23 Слова Вяземского находят подтверждение в многочисленных критических заметках Пушкина на второй части ‘Опытов в стихах и прозе’ К. Н. Батюшкова. Современный исследователь датирует эти пометы на полях 1821—1824 гг. (В. В. Сандомирская. К вопросу о датировке помет Пушкина во второй части ‘Опытов’ Батюшкова. — ‘Временник Пушкинской комиссии, 1972’. Л., 1974, с. 16-35).

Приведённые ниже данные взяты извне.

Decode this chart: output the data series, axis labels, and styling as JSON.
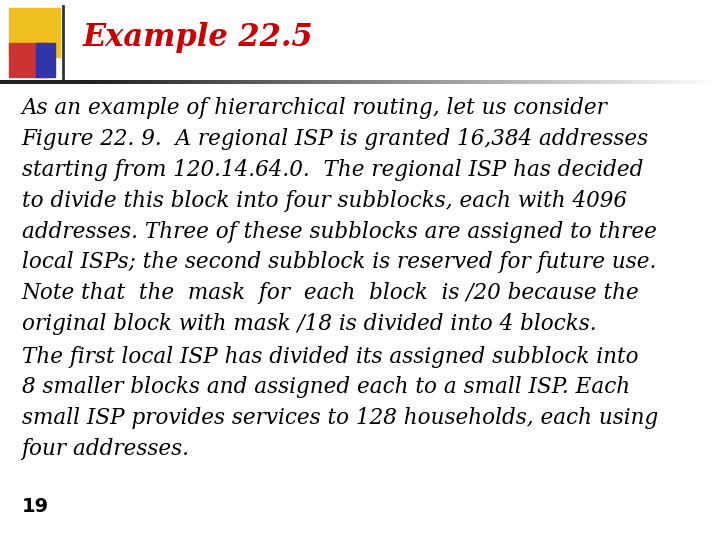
{
  "title": "Example 22.5",
  "title_color": "#cc0000",
  "title_fontsize": 22,
  "bg_color": "#ffffff",
  "paragraph1": "As an example of hierarchical routing, let us consider Figure 22. 9. A regional ISP is granted 16,384 addresses starting from 120.14.64.0. The regional ISP has decided to divide this block into four subblocks, each with 4096 addresses. Three of these subblocks are assigned to three local ISPs; the second subblock is reserved for future use. Note that the mask for each block is /20 because the original block with mask /18 is divided into 4 blocks.",
  "paragraph2": "The first local ISP has divided its assigned subblock into 8 smaller blocks and assigned each to a small ISP. Each small ISP provides services to 128 households, each using four addresses.",
  "footer": "19",
  "text_color": "#000000",
  "text_fontsize": 15.5,
  "footer_fontsize": 14,
  "header_square_yellow": "#f0c020",
  "header_square_red": "#cc3333",
  "header_square_blue": "#3333aa"
}
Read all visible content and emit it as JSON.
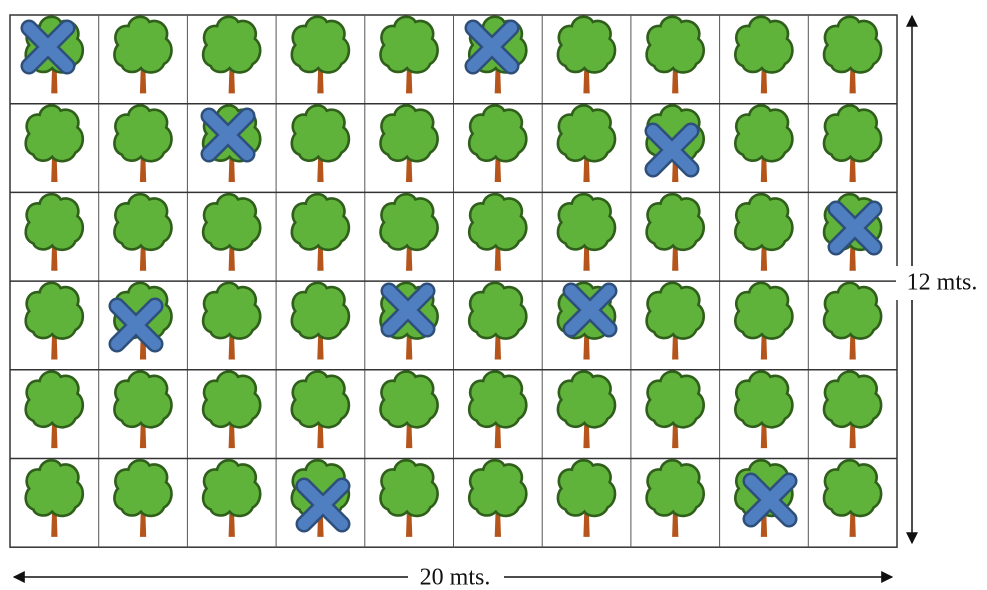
{
  "labels": {
    "height": "12 mts.",
    "width": "20 mts."
  }
}
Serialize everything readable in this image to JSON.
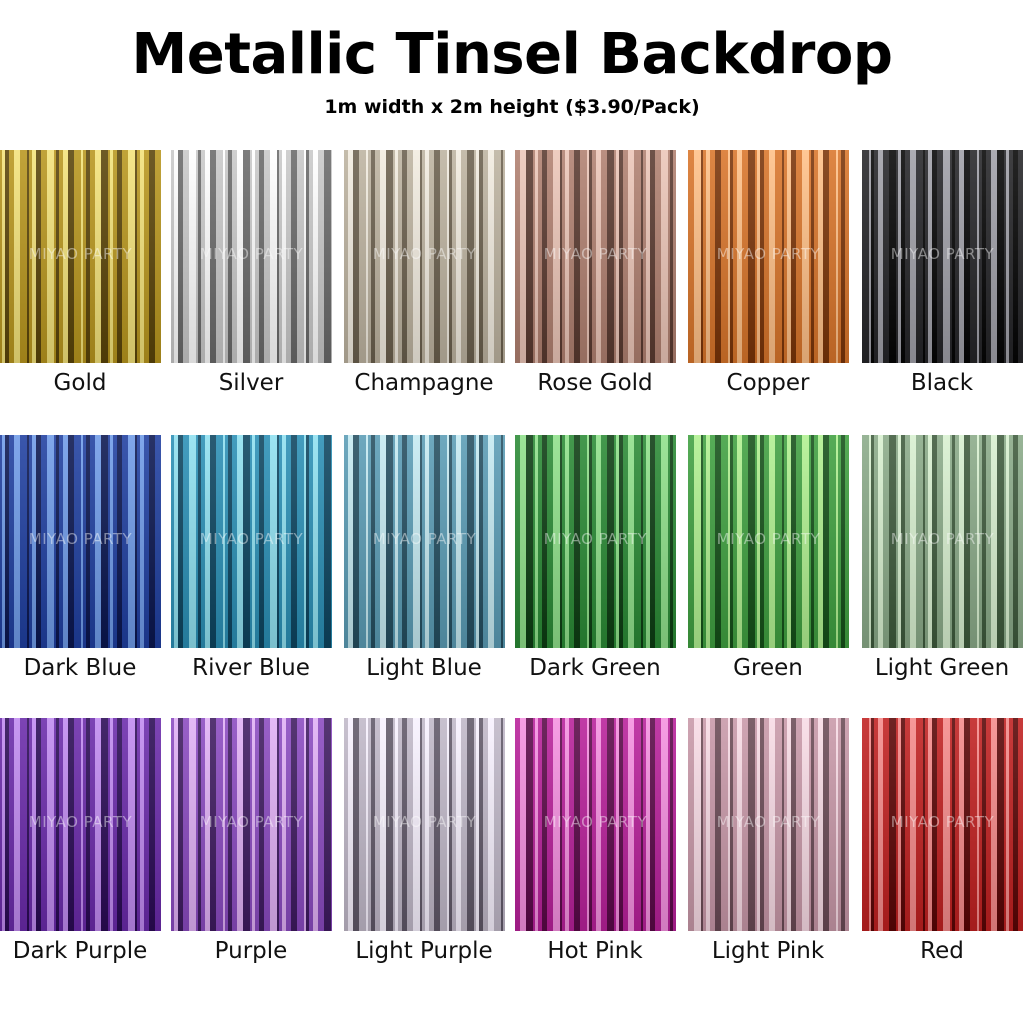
{
  "title": "Metallic Tinsel Backdrop",
  "subtitle": "1m width x 2m height ($3.90/Pack)",
  "watermark": "MIYAO PARTY",
  "colors": [
    {
      "label": "Gold",
      "base": "#b8961e",
      "light": "#f3e27a",
      "dark": "#5a4408"
    },
    {
      "label": "Silver",
      "base": "#c9c9c9",
      "light": "#ffffff",
      "dark": "#6a6a6a"
    },
    {
      "label": "Champagne",
      "base": "#bdb3a0",
      "light": "#f2ece0",
      "dark": "#6b604e"
    },
    {
      "label": "Rose Gold",
      "base": "#b08070",
      "light": "#ecc6b8",
      "dark": "#5a3a30"
    },
    {
      "label": "Copper",
      "base": "#d9752a",
      "light": "#ffc087",
      "dark": "#7a3408"
    },
    {
      "label": "Black",
      "base": "#252528",
      "light": "#a0a0a8",
      "dark": "#050505"
    },
    {
      "label": "Dark Blue",
      "base": "#1f3fa0",
      "light": "#6f9be8",
      "dark": "#0a1650"
    },
    {
      "label": "River Blue",
      "base": "#2a8fb5",
      "light": "#8fe0f0",
      "dark": "#0c4560"
    },
    {
      "label": "Light Blue",
      "base": "#5a9cb5",
      "light": "#c5eaf2",
      "dark": "#244e60"
    },
    {
      "label": "Dark Green",
      "base": "#2a8a35",
      "light": "#8fe08a",
      "dark": "#0c3d12"
    },
    {
      "label": "Green",
      "base": "#3fa040",
      "light": "#b0f090",
      "dark": "#145018"
    },
    {
      "label": "Light Green",
      "base": "#8aaa88",
      "light": "#d8f0d0",
      "dark": "#3e5a3c"
    },
    {
      "label": "Dark Purple",
      "base": "#6a2aaa",
      "light": "#c08af0",
      "dark": "#2a0a55"
    },
    {
      "label": "Purple",
      "base": "#8a4ac0",
      "light": "#e0b0f5",
      "dark": "#3e1a60"
    },
    {
      "label": "Light Purple",
      "base": "#c0b8c8",
      "light": "#f8f2ff",
      "dark": "#605868"
    },
    {
      "label": "Hot Pink",
      "base": "#b8209a",
      "light": "#f590e0",
      "dark": "#5a0848"
    },
    {
      "label": "Light Pink",
      "base": "#c898a8",
      "light": "#f8dbe5",
      "dark": "#6a4a55"
    },
    {
      "label": "Red",
      "base": "#c02020",
      "light": "#f58a8a",
      "dark": "#5a0505"
    }
  ]
}
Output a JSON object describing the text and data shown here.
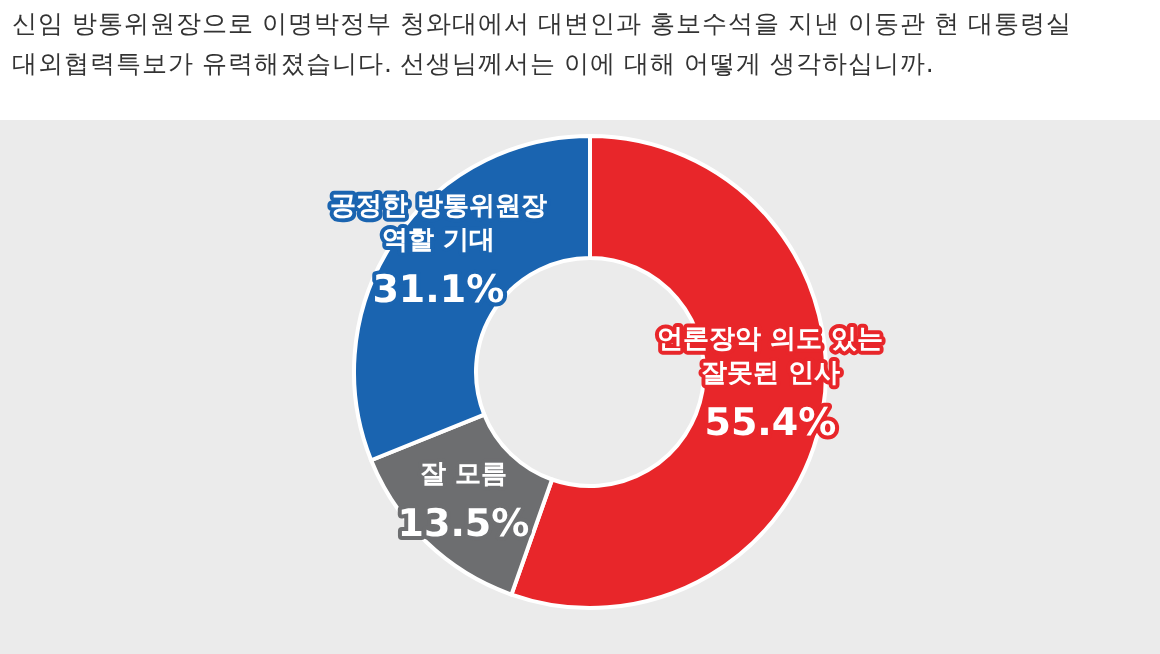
{
  "chart_data": {
    "type": "donut",
    "title": "신임 방통위원장으로 이명박정부 청와대에서 대변인과 홍보수석을 지낸 이동관 현 대통령실 대외협력특보가 유력해졌습니다. 선생님께서는 이에 대해 어떻게 생각하십니까.",
    "categories": [
      "언론장악 의도 있는\n잘못된 인사",
      "잘 모름",
      "공정한 방통위원장\n역할 기대"
    ],
    "values": [
      55.4,
      13.5,
      31.1
    ],
    "colors": [
      "#e8262a",
      "#6d6e70",
      "#1a64b0"
    ],
    "value_labels": [
      "55.4%",
      "13.5%",
      "31.1%"
    ]
  }
}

24 Речь идет о десятой сатире Ювенала (‘Всюду, во всякой стране, начиная от города Гадов…’), посвященной тщете безмерных желаний богатства, власти и славы. Пушкин перевел несколько строк этой сатиры (‘От западных морей до самых врат восточных…’), в незаконченном послании к П. Б. Козловскому (‘Ценитель умственных творений исполинских…’) Пушкин писал:
Я приготовился бороться с Ювеналом,
Чьи строгие стихи, неопытный поэт,
Стихами перевесть я было дал обет.
Но, развернув его суровые творенья,
Не мог я одолеть пугливого смущенья…
Козловский П. Б. — дипломат, литератор, сотрудник пушкинского ‘Современника’. См. некролог ‘Князь Петр Борисович Козловский’ (1840), написанный Вяземским (ПСС, т. II, с. 285—294). Пушкин имеет в виду два перевода Дмитриева: ‘Сокращенный перевод Ювеналовой сатиры о благородстве’ (‘Скажи мне, Понтикус, какая польза в том…’), то есть восьмой сатиры Ювенала (‘Что в родословных за толк? Что пользы, Понтик, считаться…’), и ‘Послание от английского стихотворца Попа к доктору Арбутноту’.